Metamath Proof Explorer

Theorem elfvmptrab1w

Description: Implications for the value of a function defined by the maps-to notation with a class abstraction as a result having an element. Here, the base set of the class abstraction depends on the argument of the function.
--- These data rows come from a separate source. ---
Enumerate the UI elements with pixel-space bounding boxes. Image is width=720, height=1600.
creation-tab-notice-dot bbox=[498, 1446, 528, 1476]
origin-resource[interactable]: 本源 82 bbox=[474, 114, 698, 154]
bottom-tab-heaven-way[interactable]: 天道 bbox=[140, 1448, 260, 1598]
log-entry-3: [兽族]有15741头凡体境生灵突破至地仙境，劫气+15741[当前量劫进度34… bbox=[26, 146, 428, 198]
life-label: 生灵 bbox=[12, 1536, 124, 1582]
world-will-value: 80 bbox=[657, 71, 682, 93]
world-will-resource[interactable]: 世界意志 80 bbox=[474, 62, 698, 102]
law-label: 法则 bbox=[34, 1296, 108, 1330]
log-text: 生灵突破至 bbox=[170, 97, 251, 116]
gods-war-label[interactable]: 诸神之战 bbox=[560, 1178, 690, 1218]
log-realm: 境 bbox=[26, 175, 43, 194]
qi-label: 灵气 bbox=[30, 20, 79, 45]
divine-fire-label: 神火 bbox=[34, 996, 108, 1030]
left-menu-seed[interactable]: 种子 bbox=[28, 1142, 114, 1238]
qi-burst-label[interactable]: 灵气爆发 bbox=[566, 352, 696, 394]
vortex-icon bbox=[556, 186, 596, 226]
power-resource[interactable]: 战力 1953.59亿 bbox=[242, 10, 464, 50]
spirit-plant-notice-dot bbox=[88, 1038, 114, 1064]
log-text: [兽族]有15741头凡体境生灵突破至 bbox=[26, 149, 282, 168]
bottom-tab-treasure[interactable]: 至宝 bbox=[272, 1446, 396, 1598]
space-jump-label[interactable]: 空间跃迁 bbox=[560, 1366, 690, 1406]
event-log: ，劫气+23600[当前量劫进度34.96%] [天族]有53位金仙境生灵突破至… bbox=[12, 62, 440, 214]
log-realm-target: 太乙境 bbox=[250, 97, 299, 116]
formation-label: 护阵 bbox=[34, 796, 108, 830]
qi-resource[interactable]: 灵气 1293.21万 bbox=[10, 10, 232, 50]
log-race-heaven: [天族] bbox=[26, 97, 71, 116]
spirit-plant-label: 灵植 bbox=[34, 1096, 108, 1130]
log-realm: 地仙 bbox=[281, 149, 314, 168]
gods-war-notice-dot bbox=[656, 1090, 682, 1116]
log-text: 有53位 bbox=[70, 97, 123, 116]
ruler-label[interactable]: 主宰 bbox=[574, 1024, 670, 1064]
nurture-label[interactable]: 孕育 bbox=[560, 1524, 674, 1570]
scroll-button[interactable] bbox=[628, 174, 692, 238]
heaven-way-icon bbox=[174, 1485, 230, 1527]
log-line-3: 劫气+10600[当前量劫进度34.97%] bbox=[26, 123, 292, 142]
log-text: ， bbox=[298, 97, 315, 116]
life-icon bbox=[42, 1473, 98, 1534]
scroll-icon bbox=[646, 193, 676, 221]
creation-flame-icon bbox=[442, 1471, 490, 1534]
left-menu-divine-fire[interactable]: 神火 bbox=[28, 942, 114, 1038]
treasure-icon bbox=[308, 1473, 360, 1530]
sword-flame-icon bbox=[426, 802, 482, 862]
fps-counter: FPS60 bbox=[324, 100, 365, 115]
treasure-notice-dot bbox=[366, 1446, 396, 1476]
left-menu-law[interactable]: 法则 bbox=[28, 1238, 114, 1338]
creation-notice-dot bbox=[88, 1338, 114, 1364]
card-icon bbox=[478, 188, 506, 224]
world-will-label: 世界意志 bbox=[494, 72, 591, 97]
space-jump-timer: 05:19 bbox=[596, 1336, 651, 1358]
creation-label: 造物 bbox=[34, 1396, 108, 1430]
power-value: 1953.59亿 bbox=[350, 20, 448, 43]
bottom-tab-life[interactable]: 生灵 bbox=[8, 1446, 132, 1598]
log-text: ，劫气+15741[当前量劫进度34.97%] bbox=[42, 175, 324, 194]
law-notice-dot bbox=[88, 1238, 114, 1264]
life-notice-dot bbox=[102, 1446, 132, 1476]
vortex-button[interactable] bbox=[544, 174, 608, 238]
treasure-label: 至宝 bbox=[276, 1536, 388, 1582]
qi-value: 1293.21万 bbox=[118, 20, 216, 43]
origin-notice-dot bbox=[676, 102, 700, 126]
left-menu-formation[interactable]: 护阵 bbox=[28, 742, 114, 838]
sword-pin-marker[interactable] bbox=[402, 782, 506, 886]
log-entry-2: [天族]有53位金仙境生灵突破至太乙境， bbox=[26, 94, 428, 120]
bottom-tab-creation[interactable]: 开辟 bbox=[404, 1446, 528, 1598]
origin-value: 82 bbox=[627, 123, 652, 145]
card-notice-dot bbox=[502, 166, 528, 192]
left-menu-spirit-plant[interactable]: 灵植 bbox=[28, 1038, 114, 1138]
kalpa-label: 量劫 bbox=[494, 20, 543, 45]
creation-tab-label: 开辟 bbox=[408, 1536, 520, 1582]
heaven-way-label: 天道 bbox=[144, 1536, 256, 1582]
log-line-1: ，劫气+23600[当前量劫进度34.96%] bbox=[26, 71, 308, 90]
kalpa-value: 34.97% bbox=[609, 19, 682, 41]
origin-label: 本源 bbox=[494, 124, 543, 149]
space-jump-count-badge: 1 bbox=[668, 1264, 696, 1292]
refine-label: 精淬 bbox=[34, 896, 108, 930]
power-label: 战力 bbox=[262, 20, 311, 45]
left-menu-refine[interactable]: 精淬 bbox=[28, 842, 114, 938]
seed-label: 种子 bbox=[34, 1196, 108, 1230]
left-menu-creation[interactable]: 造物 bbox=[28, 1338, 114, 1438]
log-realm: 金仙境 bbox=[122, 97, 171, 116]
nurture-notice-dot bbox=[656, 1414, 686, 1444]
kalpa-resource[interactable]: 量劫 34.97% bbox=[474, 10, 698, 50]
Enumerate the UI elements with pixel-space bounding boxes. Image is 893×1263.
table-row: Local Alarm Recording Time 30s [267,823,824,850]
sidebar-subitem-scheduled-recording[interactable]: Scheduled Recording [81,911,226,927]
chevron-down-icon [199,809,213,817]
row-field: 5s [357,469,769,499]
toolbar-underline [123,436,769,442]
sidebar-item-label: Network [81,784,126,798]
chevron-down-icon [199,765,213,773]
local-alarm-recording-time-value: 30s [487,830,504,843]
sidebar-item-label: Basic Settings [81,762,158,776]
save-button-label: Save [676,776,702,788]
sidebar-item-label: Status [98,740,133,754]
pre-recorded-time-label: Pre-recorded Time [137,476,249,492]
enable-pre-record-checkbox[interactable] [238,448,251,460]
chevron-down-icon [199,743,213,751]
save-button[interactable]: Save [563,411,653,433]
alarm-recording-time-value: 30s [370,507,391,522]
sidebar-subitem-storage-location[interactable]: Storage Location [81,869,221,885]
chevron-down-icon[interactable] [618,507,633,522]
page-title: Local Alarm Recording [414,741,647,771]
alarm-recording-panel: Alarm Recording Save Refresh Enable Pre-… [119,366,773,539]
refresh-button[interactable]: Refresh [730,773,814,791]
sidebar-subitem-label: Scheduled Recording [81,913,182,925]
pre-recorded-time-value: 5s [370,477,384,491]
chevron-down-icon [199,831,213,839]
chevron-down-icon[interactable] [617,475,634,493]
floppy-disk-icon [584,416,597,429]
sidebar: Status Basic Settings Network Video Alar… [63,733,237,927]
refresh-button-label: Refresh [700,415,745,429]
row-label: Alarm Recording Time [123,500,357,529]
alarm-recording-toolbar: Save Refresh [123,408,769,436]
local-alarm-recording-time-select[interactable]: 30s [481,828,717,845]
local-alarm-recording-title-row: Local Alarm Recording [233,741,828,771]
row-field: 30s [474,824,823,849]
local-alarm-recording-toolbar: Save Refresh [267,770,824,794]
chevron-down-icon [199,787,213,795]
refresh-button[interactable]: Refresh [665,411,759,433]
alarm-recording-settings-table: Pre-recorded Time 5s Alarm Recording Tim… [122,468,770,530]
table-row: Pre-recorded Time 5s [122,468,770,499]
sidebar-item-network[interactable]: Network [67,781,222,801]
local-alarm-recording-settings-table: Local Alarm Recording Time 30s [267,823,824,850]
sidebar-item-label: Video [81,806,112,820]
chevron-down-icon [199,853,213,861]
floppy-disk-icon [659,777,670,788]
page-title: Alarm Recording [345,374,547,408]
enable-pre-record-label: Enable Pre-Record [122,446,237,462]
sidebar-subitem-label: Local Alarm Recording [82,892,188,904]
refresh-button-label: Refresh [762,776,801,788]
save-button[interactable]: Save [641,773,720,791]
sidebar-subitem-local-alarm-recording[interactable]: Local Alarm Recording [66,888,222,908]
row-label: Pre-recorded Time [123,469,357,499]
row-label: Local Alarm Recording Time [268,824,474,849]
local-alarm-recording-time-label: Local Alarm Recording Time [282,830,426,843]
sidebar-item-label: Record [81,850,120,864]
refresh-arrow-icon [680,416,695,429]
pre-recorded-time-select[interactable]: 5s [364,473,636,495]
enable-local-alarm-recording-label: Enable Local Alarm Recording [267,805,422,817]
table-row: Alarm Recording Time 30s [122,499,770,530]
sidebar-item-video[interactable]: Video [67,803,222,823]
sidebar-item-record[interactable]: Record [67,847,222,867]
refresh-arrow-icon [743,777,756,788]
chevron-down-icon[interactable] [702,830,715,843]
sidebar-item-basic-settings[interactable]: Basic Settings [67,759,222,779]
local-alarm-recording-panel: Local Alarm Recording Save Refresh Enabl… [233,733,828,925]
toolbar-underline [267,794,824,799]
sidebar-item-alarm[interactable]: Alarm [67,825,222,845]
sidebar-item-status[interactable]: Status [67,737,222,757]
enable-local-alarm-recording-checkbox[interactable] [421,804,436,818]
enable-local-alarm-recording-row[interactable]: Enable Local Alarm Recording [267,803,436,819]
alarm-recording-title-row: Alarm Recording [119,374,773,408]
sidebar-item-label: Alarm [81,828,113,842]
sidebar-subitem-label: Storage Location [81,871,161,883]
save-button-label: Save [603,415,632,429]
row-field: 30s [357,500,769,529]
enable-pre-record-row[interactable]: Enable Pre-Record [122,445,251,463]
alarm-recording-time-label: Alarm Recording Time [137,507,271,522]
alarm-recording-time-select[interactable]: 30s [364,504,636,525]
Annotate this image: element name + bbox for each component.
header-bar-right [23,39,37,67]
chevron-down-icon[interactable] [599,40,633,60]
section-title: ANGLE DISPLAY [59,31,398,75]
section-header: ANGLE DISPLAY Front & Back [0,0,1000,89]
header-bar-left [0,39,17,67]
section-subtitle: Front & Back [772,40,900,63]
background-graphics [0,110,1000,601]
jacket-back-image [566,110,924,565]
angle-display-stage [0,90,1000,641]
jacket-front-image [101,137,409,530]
Version of elfvmptrab1 with a disjoint variable condition, which does not require ax-13 . (Contributed by Alexander van der Vekens, 15-Jul-2018) (Revised by Gino Giotto, 26-Jan-2024)

Ref Expression
Hypotheses elfvmptrab1w.f 
|- F = ( x e. V |-> { y e. [_ x / m ]_ M | ph } )
elfvmptrab1w.v 
|- ( X e. V -> [_ X / m ]_ M e. _V )
Assertion elfvmptrab1w 
|- ( Y e. ( F ` X ) -> ( X e. V /\ Y e. [_ X / m ]_ M ) )

Proof

Step Hyp Ref Expression
1 elfvmptrab1w.f 
 |-  F = ( x e. V |-> { y e. [_ x / m ]_ M | ph } )
2 elfvmptrab1w.v 
 |-  ( X e. V -> [_ X / m ]_ M e. _V )
3 elfvdm 
 |-  ( Y e. ( F ` X ) -> X e. dom F )
4 1 dmmptss 
 |-  dom F C_ V
5 4 sseli 
 |-  ( X e. dom F -> X e. V )
6 rabexg 
 |-  ( [_ X / m ]_ M e. _V -> { y e. [_ X / m ]_ M | [. X / x ]. ph } e. _V )
7 5 2 6 3syl 
 |-  ( X e. dom F -> { y e. [_ X / m ]_ M | [. X / x ]. ph } e. _V )
8 nfcv 
 |-  F/_ x X
9 nfsbc1v 
 |-  F/ x [. X / x ]. ph
10 nfcv 
 |-  F/_ x M
11 8 10 nfcsbw 
 |-  F/_ x [_ X / m ]_ M
12 9 11 nfrabw 
 |-  F/_ x { y e. [_ X / m ]_ M | [. X / x ]. ph }
13 csbeq1 
 |-  ( x = X -> [_ x / m ]_ M = [_ X / m ]_ M )
14 sbceq1a 
 |-  ( x = X -> ( ph <-> [. X / x ]. ph ) )
15 13 14 rabeqbidv 
 |-  ( x = X -> { y e. [_ x / m ]_ M | ph } = { y e. [_ X / m ]_ M | [. X / x ]. ph } )
16 8 12 15 1 fvmptf 
 |-  ( ( X e. V /\ { y e. [_ X / m ]_ M | [. X / x ]. ph } e. _V ) -> ( F ` X ) = { y e. [_ X / m ]_ M | [. X / x ]. ph } )
17 5 7 16 syl2anc 
 |-  ( X e. dom F -> ( F ` X ) = { y e. [_ X / m ]_ M | [. X / x ]. ph } )
18 17 eleq2d 
 |-  ( X e. dom F -> ( Y e. ( F ` X ) <-> Y e. { y e. [_ X / m ]_ M | [. X / x ]. ph } ) )
19 elrabi 
 |-  ( Y e. { y e. [_ X / m ]_ M | [. X / x ]. ph } -> Y e. [_ X / m ]_ M )
20 5 19 anim12i 
 |-  ( ( X e. dom F /\ Y e. { y e. [_ X / m ]_ M | [. X / x ]. ph } ) -> ( X e. V /\ Y e. [_ X / m ]_ M ) )
21 20 ex 
 |-  ( X e. dom F -> ( Y e. { y e. [_ X / m ]_ M | [. X / x ]. ph } -> ( X e. V /\ Y e. [_ X / m ]_ M ) ) )
22 18 21 sylbid 
 |-  ( X e. dom F -> ( Y e. ( F ` X ) -> ( X e. V /\ Y e. [_ X / m ]_ M ) ) )
23 3 22 mpcom 
 |-  ( Y e. ( F ` X ) -> ( X e. V /\ Y e. [_ X / m ]_ M ) )